Wes was so ashamed after his second relapse that he hesitated to even return, but Matt Goehrig, our Operations Assistant, reached out to him directly.  “I thought, I can’t do this again.  I’ve already let them down twice,” Wes relates, but “Matt said just come back.  I’ll call Kevin [Hunt] and we’ll figure it out.  When you’re ready to face this, we’ll face it together.”  Moreover, upon his return Wes began the CARE program.

He balked at first.  He thought it would just be a few extra drug classes, but it turned out to be a real commitment in time and energy.  “So I was upset at first,” Wes says, “but Bruce was like, you can do this thing to help you, or you can just go back to doing what you were.  So I stopped fighting, built a relationship with Bruce, and got to where I could trust him.  After that, the program turned out to be pretty cool.”

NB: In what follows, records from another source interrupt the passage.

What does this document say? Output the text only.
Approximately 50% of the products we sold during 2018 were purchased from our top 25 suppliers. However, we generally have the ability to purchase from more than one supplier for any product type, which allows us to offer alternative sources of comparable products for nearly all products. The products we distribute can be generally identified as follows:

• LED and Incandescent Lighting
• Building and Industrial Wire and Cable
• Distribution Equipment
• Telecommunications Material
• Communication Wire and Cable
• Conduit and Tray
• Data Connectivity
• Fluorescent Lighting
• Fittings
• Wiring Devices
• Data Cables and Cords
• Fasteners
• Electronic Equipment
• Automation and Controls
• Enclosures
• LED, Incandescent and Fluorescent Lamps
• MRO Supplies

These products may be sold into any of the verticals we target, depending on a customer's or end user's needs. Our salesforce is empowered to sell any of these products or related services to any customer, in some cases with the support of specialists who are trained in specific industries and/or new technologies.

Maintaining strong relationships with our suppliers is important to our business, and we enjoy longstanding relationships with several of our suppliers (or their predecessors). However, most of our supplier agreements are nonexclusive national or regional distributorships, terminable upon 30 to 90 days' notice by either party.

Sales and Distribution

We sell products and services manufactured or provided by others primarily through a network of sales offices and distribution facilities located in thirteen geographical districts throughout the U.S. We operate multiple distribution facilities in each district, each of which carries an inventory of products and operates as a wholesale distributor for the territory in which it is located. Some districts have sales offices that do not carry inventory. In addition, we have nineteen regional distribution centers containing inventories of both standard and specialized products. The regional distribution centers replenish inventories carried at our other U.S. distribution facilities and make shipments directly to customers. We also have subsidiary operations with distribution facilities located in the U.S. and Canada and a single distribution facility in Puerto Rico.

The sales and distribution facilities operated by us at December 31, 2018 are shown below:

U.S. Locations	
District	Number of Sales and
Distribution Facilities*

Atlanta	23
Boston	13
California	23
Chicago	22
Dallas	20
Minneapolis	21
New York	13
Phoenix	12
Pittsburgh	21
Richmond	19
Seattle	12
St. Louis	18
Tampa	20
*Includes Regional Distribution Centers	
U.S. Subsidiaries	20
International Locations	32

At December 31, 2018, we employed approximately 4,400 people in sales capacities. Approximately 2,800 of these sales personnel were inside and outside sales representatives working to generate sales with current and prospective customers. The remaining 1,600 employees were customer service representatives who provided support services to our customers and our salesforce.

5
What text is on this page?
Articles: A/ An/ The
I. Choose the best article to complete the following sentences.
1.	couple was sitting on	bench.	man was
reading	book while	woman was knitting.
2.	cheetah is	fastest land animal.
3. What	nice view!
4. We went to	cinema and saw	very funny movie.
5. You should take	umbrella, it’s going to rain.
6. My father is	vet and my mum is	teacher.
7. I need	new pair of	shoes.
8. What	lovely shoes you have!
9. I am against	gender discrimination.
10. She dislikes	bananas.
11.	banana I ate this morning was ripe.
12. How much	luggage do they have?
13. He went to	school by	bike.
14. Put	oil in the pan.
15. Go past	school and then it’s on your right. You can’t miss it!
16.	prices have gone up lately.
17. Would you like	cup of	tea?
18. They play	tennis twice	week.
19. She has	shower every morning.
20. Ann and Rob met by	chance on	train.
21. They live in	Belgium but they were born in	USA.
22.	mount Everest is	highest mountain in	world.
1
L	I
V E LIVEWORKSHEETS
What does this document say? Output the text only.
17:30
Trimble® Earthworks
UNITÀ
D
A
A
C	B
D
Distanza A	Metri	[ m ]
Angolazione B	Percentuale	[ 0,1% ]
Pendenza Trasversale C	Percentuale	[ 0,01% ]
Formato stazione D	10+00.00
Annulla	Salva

As Wes got further into the CARE program, he found himself becoming more open and honest. “I told Bruce things I never told anybody,” he says.  He also made a trip out to the Seahawk House to do a lengthy Fifth Step with house manager Jeff Sage, during which he made full disclosure.  After that, Wes began to “lean into the program and take suggestions.”  One important suggestion was that Wes become more active in his devotionals.  “When you get into that habit,” he discovered, “it’s a really good habit to have.”  

Wes speaks highly of Bruce and of CARE.  He tells us that Bruce is “awesome, I know why you all picked him.  He’s good, and you can’t BS him.”  And of CARE, he says “oh yeah, if you relapse and can come back, it should be mandatory.  It costs a little more, but it’s your life.  Looking at the pros and the cons, the pro is your life.”  We at CORE completely agree!

We also foresee a bright future for Wes if he sticks to working his 12 Step program.  He’ll be plenty busy in the near future.  His graduation from our regular recovery program is still eight months away.  He also recently enrolled as a new student at OTC.  He begins school in January and has registered for the LPN program, which Wes sees as a necessary stepping stone toward becoming either a paramedic or RN.  He’s also a key-holder and floor manager at his place of employment.  So, yes, Wes will be very busy!  Rest assured, CORE is here to encourage and help him wherever we can.